Ophthalmology: a filter, then portfolio and assessment
Ophthalmology uses the MSRA to filter who progresses, with the final ranking incorporating portfolio and further assessments. A competitive MSRA score gets you through the filter; the portfolio and assessments then weigh heavily.
Core Surgical Training, anaesthetics and others: a smaller slice
For some uncoupled specialties the MSRA is one component among several. Core Surgical Training has reportedly used the MSRA at around 10% of the final offer allocation, with interview and portfolio evidence making up the rest; CT1 anaesthetics has used it at around 15% of the overall rank. Core Psychiatry and Community Sexual and Reproductive Health have used the MSRA largely to shortlist, with interview driving the final ranking. For these, a solid score to clear shortlisting matters, but the interview and portfolio carry more of the final decision.

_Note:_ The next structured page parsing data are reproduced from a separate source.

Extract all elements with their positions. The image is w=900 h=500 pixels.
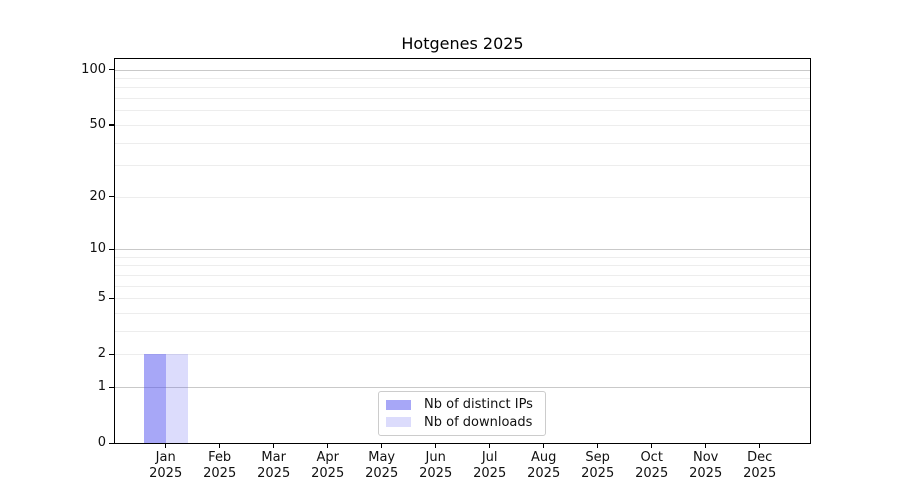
x-tick-year: 2025	[689, 466, 723, 482]
y-tick-label: 50	[89, 117, 106, 132]
y-tick-label: 10	[89, 241, 106, 257]
minor-gridline	[115, 87, 810, 89]
major-gridline	[115, 248, 810, 250]
legend-label-downloads: Nb of downloads	[424, 414, 533, 430]
x-tick-label: Apr 2025	[296, 450, 360, 482]
x-tick-label: Nov 2025	[674, 450, 738, 482]
x-tick-month: Dec	[747, 450, 773, 466]
y-tick-label: 0	[97, 435, 106, 451]
x-tick-label: Feb 2025	[188, 450, 252, 482]
x-tick-month: Jan	[155, 450, 176, 466]
x-tick-year: 2025	[311, 466, 345, 482]
legend-label-distinct-ips: Nb of distinct IPs	[424, 397, 533, 413]
minor-gridline	[115, 354, 810, 356]
x-tick-year: 2025	[743, 466, 777, 482]
x-tick-year: 2025	[635, 466, 669, 482]
x-tick-month: Nov	[693, 450, 719, 466]
major-gridline	[115, 69, 810, 71]
y-tick-label: 100	[81, 61, 106, 77]
minor-gridline	[115, 298, 810, 299]
legend-item-downloads: Nb of downloads	[386, 415, 538, 430]
x-tick-year: 2025	[257, 466, 291, 482]
legend-item-distinct-ips: Nb of distinct IPs	[386, 397, 538, 412]
x-tick-month: Sep	[585, 450, 610, 466]
plot-area	[114, 58, 811, 444]
y-tick-label: 1	[97, 379, 106, 395]
x-tick-month: May	[368, 450, 396, 466]
x-tick-month: Apr	[316, 450, 339, 466]
x-tick-label: Jun 2025	[404, 450, 468, 482]
x-tick-year: 2025	[527, 466, 561, 482]
x-tick-label: Jan 2025	[134, 450, 198, 482]
minor-gridline	[115, 265, 810, 267]
bar-nb-of-downloads-jan	[165, 354, 188, 443]
x-tick-year: 2025	[473, 466, 507, 482]
x-tick-label: Jul 2025	[458, 450, 522, 482]
minor-gridline	[115, 285, 810, 287]
legend-swatch-downloads	[386, 417, 411, 428]
x-tick-month: Jul	[481, 450, 498, 466]
minor-gridline	[115, 256, 810, 258]
x-tick-month: Feb	[208, 450, 232, 466]
y-tick-label: 2	[97, 346, 106, 362]
x-tick-label: May 2025	[350, 450, 414, 482]
x-tick-year: 2025	[203, 466, 237, 482]
x-tick-label: Dec 2025	[728, 450, 792, 482]
x-tick-month: Oct	[640, 450, 663, 466]
minor-gridline	[115, 274, 810, 276]
x-tick-label: Oct 2025	[620, 450, 684, 482]
major-gridline	[115, 386, 810, 388]
x-tick-month: Mar	[261, 450, 286, 466]
minor-gridline	[115, 142, 810, 144]
x-tick-label: Aug 2025	[512, 450, 576, 482]
x-tick-label: Mar 2025	[242, 450, 306, 482]
legend-swatch-distinct-ips	[386, 399, 411, 410]
x-tick-year: 2025	[419, 466, 453, 482]
chart-title: Hotgenes 2025	[401, 34, 524, 53]
x-tick-label: Sep 2025	[566, 450, 630, 482]
minor-gridline	[115, 196, 810, 198]
legend: Nb of distinct IPs Nb of downloads	[378, 391, 546, 436]
minor-gridline	[115, 165, 810, 167]
bar-layer	[115, 59, 810, 443]
x-tick-month: Aug	[530, 450, 557, 466]
bar-nb-of-distinct-ips-jan	[143, 354, 166, 443]
y-tick-label: 20	[89, 188, 106, 204]
minor-gridline	[115, 110, 810, 112]
grid-layer	[115, 59, 810, 443]
x-tick-year: 2025	[149, 466, 183, 482]
x-tick-year: 2025	[581, 466, 615, 482]
minor-gridline	[115, 98, 810, 99]
minor-gridline	[115, 312, 810, 314]
y-tick-label: 5	[97, 290, 106, 306]
x-tick-month: Jun	[425, 450, 446, 466]
x-tick-year: 2025	[365, 466, 399, 482]
minor-gridline	[115, 77, 810, 79]
minor-gridline	[115, 124, 810, 126]
minor-gridline	[115, 330, 810, 332]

What this means for your target
Two questions decide your target score: does your specialty rank on the MSRA, or use it to shortlist; and how competitive is it? If you are applying to GP, radiology or another route where the MSRA ranks or gates heavily, aim to maximise your score. If you are applying somewhere it is a smaller slice, you still need to clear shortlisting comfortably — but you can balance your effort towards the interview and portfolio. And if you are hedging across specialties with different models, the safe strategy is to prepare for the highest demand among them. It is also worth remembering that these weightings are reviewed and changed regularly — the proportion the MSRA contributes, and whether it ranks or only shortlists, has shifted for several specialties in recent cycles — so a model that applied two years ago may not apply to your round. Treat any percentage you read, including those here, as indicative, and check the current person specification and scoring scheme for your specialty before deciding how hard to push the exam.
How to prepare
Whatever your target, the clinical paper rewards broad, foundation-level knowledge practised under time pressure, and the most efficient way to lift your score is to target your weak areas rather than re-revise strengths. iatroX offers an adaptive engine that targets your weakest clinical topics, a Socratic tutor that rebuilds the reasoning behind each answer, spaced repetition and blueprint-mapped questions grounded in NICE and CKS. Its MSRA bank sits on one subscription at £29 a month or £99 a year, with free sample questions to try first, and because it focuses on the clinical paper, pair it with dedicated Professional Dilemmas material for the SJT.
A few common questions
What MSRA score do I need for GP? As high as possible — GP ranks on the MSRA alone, so there is no interview to recover ground, and competitive locations need above-average scores.
What MSRA score do I need for radiology? Enough to clear the shortlisting threshold, which has risen year on year; the exact cut-off and whether it ranks or only gates changes annually, so confirm for your round.
Can a high MSRA score bypass the interview? For Obstetrics & Gynaecology, a sufficiently high score can secure a direct offer; most other specialties use it to shortlist rather than to bypass interview.
Does the MSRA matter for Core Surgical Training? Yes, but as a smaller component — reportedly around 10% of the final offer — with interview and portfolio carrying more weight.